One February day in 1862, Samuel Upham had a “Eureka!” moment. The 42-year-old Philadelphia shopkeeper had led a colorful life. He grew up on a Vermont farm, served a hitch in the Navy, then became a miner during the California Gold Rush. Though he didn’t find his fortune, he did launch Sacramento’s first daily newspaper.

But he soon grew homesick and settled in Philly, where he opened a store that sold stationery and toiletries. He was doing ok; not great, but he was paying the bills while always on the lookout for new ways to make an extra buck.

Business picked up when the Civil War started in 1861. Sam utilized his printing experience to produce and sell a variety of colorful mail envelopes that appealed to customers during the initial outburst of wartime patriotism. But by early 1862, flag-waving fervor was fading. Sam needed a new gimmick.

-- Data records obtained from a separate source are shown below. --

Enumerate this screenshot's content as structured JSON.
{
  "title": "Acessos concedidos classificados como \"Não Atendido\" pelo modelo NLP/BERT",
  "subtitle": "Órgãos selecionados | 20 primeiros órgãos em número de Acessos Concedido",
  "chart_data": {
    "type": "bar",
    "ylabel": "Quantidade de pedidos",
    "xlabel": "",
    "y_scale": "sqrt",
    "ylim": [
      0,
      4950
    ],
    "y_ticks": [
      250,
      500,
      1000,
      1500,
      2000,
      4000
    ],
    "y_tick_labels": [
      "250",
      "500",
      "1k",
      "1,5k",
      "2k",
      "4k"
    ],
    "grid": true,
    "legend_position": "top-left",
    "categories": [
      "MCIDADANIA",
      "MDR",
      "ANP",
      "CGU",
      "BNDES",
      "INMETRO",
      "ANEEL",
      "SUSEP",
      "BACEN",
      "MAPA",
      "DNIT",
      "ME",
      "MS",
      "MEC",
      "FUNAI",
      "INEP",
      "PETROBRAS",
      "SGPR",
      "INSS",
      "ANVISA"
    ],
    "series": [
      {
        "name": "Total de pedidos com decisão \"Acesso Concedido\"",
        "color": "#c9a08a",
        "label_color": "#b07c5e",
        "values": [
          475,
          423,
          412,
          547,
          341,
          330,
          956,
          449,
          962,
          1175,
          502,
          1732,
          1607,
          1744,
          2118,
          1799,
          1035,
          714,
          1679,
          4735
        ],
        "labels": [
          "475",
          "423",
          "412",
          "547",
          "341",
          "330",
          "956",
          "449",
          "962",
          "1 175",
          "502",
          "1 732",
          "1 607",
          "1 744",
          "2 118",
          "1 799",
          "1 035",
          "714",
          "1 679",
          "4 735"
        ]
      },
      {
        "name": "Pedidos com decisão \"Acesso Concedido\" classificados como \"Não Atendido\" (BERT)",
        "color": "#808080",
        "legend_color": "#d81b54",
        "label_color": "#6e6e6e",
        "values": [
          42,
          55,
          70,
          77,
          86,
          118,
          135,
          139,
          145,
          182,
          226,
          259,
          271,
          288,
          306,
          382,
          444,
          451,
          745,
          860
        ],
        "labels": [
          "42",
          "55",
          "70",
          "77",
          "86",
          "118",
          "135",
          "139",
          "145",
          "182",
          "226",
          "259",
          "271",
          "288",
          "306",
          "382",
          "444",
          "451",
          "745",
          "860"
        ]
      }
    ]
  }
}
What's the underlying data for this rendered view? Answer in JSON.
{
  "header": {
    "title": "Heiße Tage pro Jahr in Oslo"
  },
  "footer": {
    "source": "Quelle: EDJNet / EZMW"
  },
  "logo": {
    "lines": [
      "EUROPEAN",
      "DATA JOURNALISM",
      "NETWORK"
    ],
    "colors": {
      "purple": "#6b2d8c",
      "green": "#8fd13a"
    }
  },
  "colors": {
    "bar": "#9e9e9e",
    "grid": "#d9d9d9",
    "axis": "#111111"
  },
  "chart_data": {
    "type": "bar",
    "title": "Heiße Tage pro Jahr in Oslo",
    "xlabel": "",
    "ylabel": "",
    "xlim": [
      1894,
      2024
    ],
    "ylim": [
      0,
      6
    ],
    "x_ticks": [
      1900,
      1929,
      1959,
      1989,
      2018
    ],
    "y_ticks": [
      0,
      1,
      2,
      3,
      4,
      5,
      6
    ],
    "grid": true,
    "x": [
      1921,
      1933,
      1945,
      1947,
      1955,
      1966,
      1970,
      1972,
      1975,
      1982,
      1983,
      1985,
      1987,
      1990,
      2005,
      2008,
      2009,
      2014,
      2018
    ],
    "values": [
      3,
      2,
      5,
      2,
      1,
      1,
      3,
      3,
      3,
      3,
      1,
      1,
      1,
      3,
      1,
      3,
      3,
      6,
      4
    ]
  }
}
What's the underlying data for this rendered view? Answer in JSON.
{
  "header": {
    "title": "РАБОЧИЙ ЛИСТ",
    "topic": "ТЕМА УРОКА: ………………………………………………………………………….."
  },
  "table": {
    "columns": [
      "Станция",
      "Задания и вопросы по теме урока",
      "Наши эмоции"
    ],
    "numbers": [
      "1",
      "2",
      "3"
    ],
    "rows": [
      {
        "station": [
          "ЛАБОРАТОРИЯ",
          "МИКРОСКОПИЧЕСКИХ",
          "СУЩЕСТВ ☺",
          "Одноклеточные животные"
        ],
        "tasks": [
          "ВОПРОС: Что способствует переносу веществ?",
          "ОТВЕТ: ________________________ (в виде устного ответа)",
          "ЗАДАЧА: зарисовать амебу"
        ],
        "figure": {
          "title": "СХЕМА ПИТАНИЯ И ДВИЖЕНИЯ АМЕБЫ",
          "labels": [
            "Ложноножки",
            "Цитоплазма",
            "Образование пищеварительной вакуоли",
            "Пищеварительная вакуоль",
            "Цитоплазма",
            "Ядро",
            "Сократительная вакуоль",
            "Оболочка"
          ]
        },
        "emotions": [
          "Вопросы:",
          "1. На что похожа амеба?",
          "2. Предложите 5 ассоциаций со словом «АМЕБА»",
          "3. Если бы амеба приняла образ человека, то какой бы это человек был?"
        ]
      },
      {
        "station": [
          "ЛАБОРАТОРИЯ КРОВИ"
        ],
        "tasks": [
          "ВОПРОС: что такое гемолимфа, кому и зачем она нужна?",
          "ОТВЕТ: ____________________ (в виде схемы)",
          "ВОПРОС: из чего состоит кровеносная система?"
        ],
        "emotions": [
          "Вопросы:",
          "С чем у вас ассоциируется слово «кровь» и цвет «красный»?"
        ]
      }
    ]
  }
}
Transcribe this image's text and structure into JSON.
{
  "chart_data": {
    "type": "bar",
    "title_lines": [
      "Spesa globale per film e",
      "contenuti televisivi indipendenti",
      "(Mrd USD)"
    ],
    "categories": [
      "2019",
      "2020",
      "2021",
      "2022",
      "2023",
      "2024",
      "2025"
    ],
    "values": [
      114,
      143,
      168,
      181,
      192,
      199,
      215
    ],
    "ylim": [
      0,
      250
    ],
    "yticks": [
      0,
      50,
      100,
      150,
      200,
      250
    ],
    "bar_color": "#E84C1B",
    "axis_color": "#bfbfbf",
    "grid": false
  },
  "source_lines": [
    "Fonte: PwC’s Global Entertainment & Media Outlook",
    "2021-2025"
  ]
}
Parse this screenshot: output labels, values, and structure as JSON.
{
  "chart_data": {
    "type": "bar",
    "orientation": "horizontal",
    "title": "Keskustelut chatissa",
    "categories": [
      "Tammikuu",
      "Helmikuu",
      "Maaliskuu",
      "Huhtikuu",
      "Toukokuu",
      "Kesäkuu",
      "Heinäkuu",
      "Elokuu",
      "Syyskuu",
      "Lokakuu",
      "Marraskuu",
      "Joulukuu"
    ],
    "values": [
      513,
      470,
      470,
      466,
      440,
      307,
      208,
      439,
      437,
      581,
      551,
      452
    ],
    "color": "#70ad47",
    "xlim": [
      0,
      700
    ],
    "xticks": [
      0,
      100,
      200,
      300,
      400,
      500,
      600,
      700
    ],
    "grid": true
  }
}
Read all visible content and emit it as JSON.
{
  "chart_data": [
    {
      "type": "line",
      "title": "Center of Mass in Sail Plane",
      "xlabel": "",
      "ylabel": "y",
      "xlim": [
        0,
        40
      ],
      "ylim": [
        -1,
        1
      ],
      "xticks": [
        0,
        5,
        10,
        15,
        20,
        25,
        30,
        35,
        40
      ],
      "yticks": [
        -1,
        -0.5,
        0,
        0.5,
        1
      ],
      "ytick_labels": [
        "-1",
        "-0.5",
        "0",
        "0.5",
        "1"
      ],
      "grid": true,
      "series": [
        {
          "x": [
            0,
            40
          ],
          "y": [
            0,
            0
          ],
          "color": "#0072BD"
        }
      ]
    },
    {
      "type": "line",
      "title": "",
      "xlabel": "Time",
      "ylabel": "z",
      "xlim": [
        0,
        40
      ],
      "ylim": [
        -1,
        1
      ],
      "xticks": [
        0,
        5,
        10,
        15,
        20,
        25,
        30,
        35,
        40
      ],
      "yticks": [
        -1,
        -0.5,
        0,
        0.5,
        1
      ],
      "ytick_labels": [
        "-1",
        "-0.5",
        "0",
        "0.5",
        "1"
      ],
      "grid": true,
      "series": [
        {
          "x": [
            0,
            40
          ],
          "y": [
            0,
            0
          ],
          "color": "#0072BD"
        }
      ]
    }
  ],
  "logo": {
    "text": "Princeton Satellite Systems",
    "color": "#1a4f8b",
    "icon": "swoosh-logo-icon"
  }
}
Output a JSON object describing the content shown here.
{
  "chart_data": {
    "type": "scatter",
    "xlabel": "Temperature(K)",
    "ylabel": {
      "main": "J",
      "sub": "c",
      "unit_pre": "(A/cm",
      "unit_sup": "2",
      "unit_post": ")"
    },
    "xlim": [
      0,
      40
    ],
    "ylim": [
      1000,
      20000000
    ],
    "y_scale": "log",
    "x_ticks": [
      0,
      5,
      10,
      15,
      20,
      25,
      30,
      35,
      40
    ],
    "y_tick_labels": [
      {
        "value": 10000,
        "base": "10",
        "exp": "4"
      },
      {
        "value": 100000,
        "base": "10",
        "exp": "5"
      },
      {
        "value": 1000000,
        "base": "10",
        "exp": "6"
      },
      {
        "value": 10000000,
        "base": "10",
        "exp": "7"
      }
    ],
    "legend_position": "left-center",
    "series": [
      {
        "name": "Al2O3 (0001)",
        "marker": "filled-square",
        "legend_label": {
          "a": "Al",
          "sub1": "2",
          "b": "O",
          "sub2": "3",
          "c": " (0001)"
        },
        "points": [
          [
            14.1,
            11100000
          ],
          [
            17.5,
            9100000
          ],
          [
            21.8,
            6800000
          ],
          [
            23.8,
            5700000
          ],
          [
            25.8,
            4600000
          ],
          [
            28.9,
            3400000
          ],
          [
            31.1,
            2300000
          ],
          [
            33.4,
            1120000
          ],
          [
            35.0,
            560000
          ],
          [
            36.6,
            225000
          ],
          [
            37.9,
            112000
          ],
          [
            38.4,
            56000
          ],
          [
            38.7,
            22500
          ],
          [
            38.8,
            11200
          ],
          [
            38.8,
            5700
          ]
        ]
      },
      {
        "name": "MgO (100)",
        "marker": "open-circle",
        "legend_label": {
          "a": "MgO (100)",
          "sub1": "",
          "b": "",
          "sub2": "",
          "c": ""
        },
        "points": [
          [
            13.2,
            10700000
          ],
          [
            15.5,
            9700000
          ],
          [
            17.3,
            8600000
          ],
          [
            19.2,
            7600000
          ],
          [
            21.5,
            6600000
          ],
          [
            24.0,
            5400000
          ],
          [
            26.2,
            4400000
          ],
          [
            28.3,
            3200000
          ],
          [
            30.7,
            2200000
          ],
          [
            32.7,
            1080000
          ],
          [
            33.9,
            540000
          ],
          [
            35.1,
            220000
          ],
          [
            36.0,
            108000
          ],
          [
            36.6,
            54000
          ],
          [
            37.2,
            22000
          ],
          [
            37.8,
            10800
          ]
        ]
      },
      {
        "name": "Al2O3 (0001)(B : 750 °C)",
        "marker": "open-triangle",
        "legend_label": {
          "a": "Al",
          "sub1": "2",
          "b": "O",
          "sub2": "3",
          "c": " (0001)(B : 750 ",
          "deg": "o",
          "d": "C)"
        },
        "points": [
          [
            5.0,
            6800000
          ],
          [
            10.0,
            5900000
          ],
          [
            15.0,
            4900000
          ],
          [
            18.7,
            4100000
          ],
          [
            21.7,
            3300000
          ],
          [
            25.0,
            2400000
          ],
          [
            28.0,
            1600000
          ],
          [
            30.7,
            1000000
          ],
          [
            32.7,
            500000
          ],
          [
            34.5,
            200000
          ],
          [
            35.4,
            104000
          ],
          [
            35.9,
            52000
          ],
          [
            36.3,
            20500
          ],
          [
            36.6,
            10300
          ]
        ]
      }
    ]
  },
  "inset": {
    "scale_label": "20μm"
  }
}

That was when the idea hit him. He noticed Northerners were fascinated by pieces of newly-printed Confederate money sent home by Union soldiers. Sam realized he could print copies of the captured currency and sell them as souvenirs.

He took an actual $5 Confederate note and made 3,000 copies of it, which he sold for a penny each. In a matter of days, his supply had sold out. Sam knew he was on to a good thing.

So he produced a bigger batch of bogus bills and advertised them nationally in leading publications such as Harper’s Weekly. He dutifully printed “Facsimile Confederate Note—Sold wholesale and retail by S.C. Upham 403 Chestnut Street, Philadelphia” on the bottom of each copy. Again, they sold like the proverbial hotcakes.

Because Sam’s notes were so carefully printed, criminals involved in illegally buying cotton from the South and smuggling it North snatched up the counterfeit cash. They cut off the “facsimile” line and paid for the illicit cotton with Upham’s counterfeit bills, which then circulated around the Confederacy.

Within 90 days, Sam’s idea had mushroomed into a full-blown cottage industry. In April alone, he sold 80,000 pieces. By May he was selling more than one dozen different Confederate bills and stamps. Demand was so brisk he upped the price from a penny to a nickel and reminded customers in his advertisements, “Beware of Base Imitations!”

However, Sam’s bright idea caused heartburn in Washington. Some authorities worried the Confederacy might retaliate by flooding the North with counterfeit Yankee money. Others thought Sam was somehow breaking the law. But a review of the statutes found Sam wasn’t violating anything. He wasn’t producing bills for use by the Confederate government; he was only making souvenirs. And while it was illegal to trade with Confederates, there was no law against making copies of the enemy’s money and stamps, which bad guys then used in their schemes. Sam’s hands were clean.

At that point, something interesting happened. It’s possible Secretary of War Edwin Stanton may have decided, “If you can’t beat ‘em, join ‘em.” Because Sam’s notes began appearing on genuine banknote paper. There is no evidence one way or the other, yet some historians suspect Stanton may have secretly provided Sam with the paper to help destabilize the Confederate economy.

If that were the case, he needn’t have bothered; the South printed so much paper money it triggered runaway inflation, thus severely damaging their economy all by themselves. By war’s end, CSA notes were only worth pennies on the dollar, if that.

Sam said he printed a total of 1.56 million fake Confederate notes with a face value of around $15 million. He claimed to have made $50,000 from his venture, or about $1.3 million today. And that’s not whistling Dixie.

He spent his later years chuckling at the nickname his fellow Northerners had given him: “Honest Sam Upham,” a man remembered for his remarkable ability to fake the real thing.